Il servizio Verifica inadempimenti, gestito dall’Agenzia delle Entrate-Riscossione, consente alle Pubbliche amministrazioni di ottemperare all’obbligo stabilito dall’art. 48-bis D.P.R. n.602/73 di verificare, prima di effettuare a qualunque titolo un pagamento di importo superiore a 5mila euro, se il beneficiario è inadempiente all’obbligo di versamento derivante dalla notifica di una o più cartelle di pagamento per un ammontare complessivo pari almeno a tale importo e, in caso affermativo, di segnalare la circostanza ad Agenzia delle entrate-Riscossione, ai fini dell’esercizio dell’attività di riscossione delle somme iscritte a ruolo.
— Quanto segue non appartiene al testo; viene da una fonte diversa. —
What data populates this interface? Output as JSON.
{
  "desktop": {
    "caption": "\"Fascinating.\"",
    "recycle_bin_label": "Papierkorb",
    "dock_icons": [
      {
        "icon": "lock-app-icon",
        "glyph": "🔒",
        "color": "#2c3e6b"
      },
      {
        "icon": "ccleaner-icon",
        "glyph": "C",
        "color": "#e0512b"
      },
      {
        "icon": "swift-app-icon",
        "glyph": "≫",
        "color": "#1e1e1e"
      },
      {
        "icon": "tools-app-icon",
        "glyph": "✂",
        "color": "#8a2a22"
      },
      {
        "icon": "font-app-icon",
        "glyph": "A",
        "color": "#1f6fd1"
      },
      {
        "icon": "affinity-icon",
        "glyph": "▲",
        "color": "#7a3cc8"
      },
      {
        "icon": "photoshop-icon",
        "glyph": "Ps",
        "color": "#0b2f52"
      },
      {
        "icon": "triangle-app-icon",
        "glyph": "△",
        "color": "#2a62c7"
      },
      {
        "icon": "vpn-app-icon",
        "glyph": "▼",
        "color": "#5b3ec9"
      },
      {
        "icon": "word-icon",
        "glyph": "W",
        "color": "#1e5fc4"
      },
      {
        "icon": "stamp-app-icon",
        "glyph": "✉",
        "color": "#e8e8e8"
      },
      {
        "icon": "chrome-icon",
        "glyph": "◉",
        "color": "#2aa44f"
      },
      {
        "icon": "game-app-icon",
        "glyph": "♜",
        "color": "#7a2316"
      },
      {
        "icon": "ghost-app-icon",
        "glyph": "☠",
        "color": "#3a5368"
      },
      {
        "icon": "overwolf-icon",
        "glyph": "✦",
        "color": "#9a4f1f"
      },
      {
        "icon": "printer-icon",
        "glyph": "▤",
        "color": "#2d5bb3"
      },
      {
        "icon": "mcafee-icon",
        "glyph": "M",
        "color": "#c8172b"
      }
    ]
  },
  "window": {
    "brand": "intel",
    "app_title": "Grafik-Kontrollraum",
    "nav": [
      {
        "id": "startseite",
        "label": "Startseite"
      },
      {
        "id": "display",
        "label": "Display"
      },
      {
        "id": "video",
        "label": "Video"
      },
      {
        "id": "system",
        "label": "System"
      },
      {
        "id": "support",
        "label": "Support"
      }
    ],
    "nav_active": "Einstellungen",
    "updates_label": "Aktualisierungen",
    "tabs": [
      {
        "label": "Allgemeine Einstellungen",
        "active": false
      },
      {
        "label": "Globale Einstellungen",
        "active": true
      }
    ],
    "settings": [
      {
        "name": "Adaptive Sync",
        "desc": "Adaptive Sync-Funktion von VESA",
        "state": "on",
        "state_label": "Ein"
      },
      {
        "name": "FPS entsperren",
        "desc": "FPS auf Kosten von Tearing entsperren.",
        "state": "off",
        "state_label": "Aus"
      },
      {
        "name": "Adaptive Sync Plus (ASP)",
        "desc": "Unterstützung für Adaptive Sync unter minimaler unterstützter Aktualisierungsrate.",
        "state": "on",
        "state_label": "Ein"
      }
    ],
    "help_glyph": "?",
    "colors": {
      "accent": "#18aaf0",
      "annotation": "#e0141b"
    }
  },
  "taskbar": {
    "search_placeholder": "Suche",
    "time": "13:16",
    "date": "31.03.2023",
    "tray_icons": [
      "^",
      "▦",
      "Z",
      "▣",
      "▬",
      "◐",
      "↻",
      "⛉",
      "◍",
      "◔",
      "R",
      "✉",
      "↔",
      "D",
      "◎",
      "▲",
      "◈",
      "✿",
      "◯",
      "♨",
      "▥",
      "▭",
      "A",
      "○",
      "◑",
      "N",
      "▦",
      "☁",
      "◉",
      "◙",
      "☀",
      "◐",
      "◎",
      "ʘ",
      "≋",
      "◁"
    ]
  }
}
Per facilitare l’espletamento degli obblighi di legge, il Servizio di verifica inadempimenti consente di eseguire contemporaneamente la verifica su più beneficiari di pagamento. Per utilizzare questa funzionalità, l’Amministrazione dovrà estrarre dai propri sistemi informatici i dati dei beneficiari dei pagamenti da sottoporre a verifica e predisporli in file, con formato e tracciato standard rispondenti ai requisiti tecnici previsti.
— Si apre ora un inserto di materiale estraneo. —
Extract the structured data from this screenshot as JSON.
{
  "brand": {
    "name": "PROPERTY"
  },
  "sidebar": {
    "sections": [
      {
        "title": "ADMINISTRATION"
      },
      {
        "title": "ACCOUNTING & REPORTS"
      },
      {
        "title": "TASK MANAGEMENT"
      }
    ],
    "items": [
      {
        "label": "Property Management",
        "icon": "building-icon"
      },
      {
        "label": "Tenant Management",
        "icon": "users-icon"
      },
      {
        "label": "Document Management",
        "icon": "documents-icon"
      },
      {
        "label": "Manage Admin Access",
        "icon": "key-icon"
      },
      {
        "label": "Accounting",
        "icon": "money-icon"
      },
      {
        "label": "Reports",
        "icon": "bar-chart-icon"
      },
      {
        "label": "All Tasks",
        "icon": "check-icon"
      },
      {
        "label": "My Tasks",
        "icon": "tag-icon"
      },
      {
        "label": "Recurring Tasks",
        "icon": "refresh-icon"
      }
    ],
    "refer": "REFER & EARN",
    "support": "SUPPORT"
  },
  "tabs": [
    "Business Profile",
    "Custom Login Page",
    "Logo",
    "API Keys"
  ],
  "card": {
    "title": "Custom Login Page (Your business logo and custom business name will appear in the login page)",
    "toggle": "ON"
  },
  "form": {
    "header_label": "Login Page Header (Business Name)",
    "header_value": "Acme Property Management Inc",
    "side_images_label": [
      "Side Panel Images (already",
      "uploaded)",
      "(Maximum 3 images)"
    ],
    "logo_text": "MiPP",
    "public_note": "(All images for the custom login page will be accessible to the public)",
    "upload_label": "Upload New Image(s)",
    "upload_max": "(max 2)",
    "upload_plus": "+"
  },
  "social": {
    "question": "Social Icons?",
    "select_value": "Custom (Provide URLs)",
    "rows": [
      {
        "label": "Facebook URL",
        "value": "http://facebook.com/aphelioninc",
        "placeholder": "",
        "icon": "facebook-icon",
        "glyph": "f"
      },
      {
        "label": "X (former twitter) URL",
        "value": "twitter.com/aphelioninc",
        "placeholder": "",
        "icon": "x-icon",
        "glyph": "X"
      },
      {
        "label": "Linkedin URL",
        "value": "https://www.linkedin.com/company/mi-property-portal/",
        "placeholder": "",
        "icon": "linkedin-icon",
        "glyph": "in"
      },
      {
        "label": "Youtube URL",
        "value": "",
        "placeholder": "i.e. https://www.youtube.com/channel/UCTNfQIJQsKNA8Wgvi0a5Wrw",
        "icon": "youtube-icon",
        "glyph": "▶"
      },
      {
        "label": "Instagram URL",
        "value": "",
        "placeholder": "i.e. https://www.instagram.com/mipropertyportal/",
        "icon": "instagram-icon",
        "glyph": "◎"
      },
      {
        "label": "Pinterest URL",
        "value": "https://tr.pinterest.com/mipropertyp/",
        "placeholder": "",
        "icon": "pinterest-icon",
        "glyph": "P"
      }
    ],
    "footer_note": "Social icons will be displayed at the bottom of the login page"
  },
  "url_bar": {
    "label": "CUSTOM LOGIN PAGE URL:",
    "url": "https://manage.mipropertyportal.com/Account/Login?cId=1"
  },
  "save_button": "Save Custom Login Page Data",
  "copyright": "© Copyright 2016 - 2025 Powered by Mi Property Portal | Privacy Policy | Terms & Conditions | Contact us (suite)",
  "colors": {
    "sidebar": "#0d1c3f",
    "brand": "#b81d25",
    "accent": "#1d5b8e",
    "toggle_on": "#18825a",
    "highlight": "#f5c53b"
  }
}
Modalità e ambiti di applicazione dell’art. 48-bis, sono regolati dalle circolari emanate dalla Ragioneria Generale dello Stato che forniscono chiarimenti e precisazioni in materia di pagamenti delle Pubbliche Amministrazioni.
In particolare, secondo quanto riportato nella circolare n. 22 del 29 luglio 2008, l’articolo 48-bis non trova applicazione per i pagamenti disposti a favore delle Amministrazioni Pubbliche ricomprese nell’elenco predisposto annualmente dall’ISTAT. Il servizio di verifica inadempimenti permette, inoltre, di utilizzare la funzionalità “Certificazione credito” per attuare quanto previsto dall’art.2 comma 4 del DM del 22 maggio 2012 e dall’art. 3 comma 4 del DM del 25 giugno 2012.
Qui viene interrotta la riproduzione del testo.